In this work the authors investigate the layered ferrimagnetic nodal‑line semiconductor Mn₃Si₂Te₆ (MST) and demonstrate that its topological Hall effect (THE) originates from chiral orbital currents (COC) rather than from conventional spin‑chirality mechanisms. High‑quality single crystals were grown by chemical vapor transport and characterized by X‑ray diffraction, energy‑dispersive spectroscopy, magnetization, and transport measurements. Magnetization data confirm that the a‑b plane is the easy plane (saturation ≈ 1.5 µB per Mn) while the c‑axis is hard, with a Curie temperature near 78 K. Electrical resistivity shows semiconducting behavior, and a colossal magnetoresistance (CMR) appears when the magnetic field is applied along the c‑axis.

Hall measurements at 5 K reveal a sharp low‑field peak superimposed on the ordinary Hall linear background and the anomalous Hall contribution that scales with the magnetization. By fitting the high‑field linear region to extract the ordinary Hall coefficient (R₀) and subtracting the anomalous term (R_S M_s) obtained from magnetization, the residual Hall signal is isolated as a topological Hall component (ρ_THE). This peak persists up to ~70 K in bulk crystals but only up to ~30 K in nanoflake devices, indicating a strong thickness dependence.

A key observation is the pronounced current‑density dependence of the THE. When the current density is increased from ~5 A cm⁻² to >10⁶ A cm⁻², the amplitude of ρ_THE diminishes dramatically and eventually vanishes. The critical current density for disappearance is much lower in nanoflakes, reflecting the fragility of the COC state in reduced dimensions. This behavior mirrors the known suppression of the COC with increasing current reported in earlier studies, where the orbital current flowing along Te edges generates an orbital moment M_COC and a real‑space emergent magnetic field B_c directed along the c‑axis.

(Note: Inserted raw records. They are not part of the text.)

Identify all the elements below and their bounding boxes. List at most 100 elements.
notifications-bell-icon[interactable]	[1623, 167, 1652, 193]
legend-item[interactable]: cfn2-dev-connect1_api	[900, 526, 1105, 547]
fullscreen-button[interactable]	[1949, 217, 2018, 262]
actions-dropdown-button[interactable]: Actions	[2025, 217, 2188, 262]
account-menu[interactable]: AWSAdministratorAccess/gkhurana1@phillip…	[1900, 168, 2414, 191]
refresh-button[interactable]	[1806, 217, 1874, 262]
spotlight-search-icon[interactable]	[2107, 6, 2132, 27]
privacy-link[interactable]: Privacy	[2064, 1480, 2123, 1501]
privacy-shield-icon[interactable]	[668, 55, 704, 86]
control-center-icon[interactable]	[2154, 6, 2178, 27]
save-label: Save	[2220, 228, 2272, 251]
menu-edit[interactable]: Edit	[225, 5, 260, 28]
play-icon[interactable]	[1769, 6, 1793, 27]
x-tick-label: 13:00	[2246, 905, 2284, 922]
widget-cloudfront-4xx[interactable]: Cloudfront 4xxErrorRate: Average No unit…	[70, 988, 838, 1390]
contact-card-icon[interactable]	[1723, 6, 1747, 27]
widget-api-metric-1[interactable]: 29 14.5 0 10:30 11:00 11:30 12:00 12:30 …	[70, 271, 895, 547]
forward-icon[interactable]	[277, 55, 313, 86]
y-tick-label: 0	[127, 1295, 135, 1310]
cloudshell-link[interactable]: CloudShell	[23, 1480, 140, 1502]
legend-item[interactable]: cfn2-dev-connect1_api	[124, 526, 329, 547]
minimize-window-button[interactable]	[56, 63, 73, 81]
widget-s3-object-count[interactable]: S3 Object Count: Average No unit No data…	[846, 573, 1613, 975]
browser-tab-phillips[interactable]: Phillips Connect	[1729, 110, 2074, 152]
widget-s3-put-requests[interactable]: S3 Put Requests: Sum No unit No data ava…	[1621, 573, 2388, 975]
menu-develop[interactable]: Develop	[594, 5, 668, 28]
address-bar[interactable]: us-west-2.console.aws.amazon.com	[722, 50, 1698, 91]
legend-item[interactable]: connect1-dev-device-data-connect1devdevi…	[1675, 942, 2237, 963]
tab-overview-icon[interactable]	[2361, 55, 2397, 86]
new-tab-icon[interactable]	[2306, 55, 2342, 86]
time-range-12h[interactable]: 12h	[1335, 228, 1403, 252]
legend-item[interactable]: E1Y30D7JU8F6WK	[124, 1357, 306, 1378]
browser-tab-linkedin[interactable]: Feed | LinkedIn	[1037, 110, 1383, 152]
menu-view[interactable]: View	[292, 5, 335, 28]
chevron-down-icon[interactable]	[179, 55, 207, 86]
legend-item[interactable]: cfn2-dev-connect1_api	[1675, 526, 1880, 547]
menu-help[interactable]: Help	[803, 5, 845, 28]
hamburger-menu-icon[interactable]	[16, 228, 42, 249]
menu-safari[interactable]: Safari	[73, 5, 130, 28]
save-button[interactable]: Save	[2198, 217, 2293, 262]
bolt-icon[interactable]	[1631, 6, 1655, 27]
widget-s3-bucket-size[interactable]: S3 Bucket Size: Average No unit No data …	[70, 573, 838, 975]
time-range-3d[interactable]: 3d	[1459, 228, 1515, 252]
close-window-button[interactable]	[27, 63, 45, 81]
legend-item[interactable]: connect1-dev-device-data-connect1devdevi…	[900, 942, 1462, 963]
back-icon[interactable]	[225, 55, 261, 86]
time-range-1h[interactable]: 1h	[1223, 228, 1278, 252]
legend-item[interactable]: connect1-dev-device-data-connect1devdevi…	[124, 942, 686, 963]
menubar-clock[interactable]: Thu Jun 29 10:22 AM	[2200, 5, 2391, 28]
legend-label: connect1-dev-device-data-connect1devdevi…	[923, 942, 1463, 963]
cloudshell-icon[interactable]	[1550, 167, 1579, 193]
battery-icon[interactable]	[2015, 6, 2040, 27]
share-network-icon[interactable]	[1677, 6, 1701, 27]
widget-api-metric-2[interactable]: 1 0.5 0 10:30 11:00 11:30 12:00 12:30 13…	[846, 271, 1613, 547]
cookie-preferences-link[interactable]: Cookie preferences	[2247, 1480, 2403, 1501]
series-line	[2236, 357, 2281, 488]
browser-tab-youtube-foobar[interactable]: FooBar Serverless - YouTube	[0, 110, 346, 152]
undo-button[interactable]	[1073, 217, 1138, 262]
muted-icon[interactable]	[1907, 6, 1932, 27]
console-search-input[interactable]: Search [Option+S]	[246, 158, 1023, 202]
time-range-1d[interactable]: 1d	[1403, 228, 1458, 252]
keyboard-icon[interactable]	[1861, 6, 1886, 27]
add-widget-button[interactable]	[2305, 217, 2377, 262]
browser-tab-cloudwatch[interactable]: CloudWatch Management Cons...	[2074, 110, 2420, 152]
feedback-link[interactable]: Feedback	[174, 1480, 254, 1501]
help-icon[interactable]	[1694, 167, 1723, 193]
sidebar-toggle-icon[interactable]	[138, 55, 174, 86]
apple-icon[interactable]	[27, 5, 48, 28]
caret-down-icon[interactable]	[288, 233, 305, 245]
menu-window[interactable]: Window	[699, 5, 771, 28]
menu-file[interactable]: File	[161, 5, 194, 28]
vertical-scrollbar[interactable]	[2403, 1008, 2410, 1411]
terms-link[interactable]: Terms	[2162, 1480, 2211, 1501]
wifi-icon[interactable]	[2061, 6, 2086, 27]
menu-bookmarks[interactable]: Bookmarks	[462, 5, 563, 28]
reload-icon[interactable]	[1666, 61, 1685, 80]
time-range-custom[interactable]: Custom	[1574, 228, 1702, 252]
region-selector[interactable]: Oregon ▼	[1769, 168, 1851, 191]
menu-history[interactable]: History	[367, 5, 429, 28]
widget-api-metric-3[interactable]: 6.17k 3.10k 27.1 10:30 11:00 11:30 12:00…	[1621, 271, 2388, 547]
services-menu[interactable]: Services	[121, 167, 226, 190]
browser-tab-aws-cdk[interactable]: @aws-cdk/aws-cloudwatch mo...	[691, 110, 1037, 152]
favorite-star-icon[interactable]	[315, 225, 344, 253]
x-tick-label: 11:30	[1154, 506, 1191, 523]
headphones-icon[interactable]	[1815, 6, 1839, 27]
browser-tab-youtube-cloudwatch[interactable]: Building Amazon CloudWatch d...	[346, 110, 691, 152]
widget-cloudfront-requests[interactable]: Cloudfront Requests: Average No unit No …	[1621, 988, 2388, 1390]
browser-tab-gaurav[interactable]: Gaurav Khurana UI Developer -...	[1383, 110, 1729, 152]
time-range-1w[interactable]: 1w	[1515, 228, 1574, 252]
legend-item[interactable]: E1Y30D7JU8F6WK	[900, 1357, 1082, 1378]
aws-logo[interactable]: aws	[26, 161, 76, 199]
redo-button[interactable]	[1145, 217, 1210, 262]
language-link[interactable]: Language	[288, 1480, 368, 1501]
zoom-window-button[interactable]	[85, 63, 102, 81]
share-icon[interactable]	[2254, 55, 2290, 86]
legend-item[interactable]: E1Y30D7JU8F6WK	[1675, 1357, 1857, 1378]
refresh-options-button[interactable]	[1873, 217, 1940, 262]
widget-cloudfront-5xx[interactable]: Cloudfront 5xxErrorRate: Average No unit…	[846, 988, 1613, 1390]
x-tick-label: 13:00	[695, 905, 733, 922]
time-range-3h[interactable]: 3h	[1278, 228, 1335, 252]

B_c adds to the external field and contributes to the Hall voltage, while M_COC couples to the Mn spins via spin‑orbit interaction, giving rise to the observed CMR.

To establish a direct link between THE and CMR, the authors compute the magnetoresistance percentage (MR %) and the relative topological Hall conductivity (σ_THE/σ_xy)_max as functions of temperature and current. Both quantities display nearly identical temperature and current dependence in bulk and nanoflake samples: they decrease as temperature rises (due to enhanced spin‑disorder scattering) and as current increases (because the COC is weakened). The simultaneous disappearance of CMR and THE at the same temperature/current thresholds strongly supports a common orbital origin.

Theoretical considerations suggest that each COC loop carries a topological orbital moment (TOM) that interacts with neighboring loops (chiral‑chiral interaction) and with the local Mn spins (spin‑chiral interaction). These interactions generate a finite scalar spin chirality without requiring Dzyaloshinskii‑Moriya interaction or non‑centrosymmetric crystal symmetry. Consequently, the emergent Berry curvature responsible for THE is rooted in the orbital texture rather than in a skyrmion‑like spin texture.

Overall, the study provides compelling experimental evidence that chiral orbital currents can generate an emergent magnetic field and associated Berry curvature, leading to a topological Hall response. The findings broaden the paradigm of topological transport: while most reported THEs rely on spin‑driven chiral textures, here the orbital degree of freedom alone suffices. This opens new avenues for engineering dissipationless transport in two‑dimensional magnets by manipulating orbital currents through thickness control, current biasing, or interface engineering, potentially enabling low‑power spintronic devices that exploit orbital topology.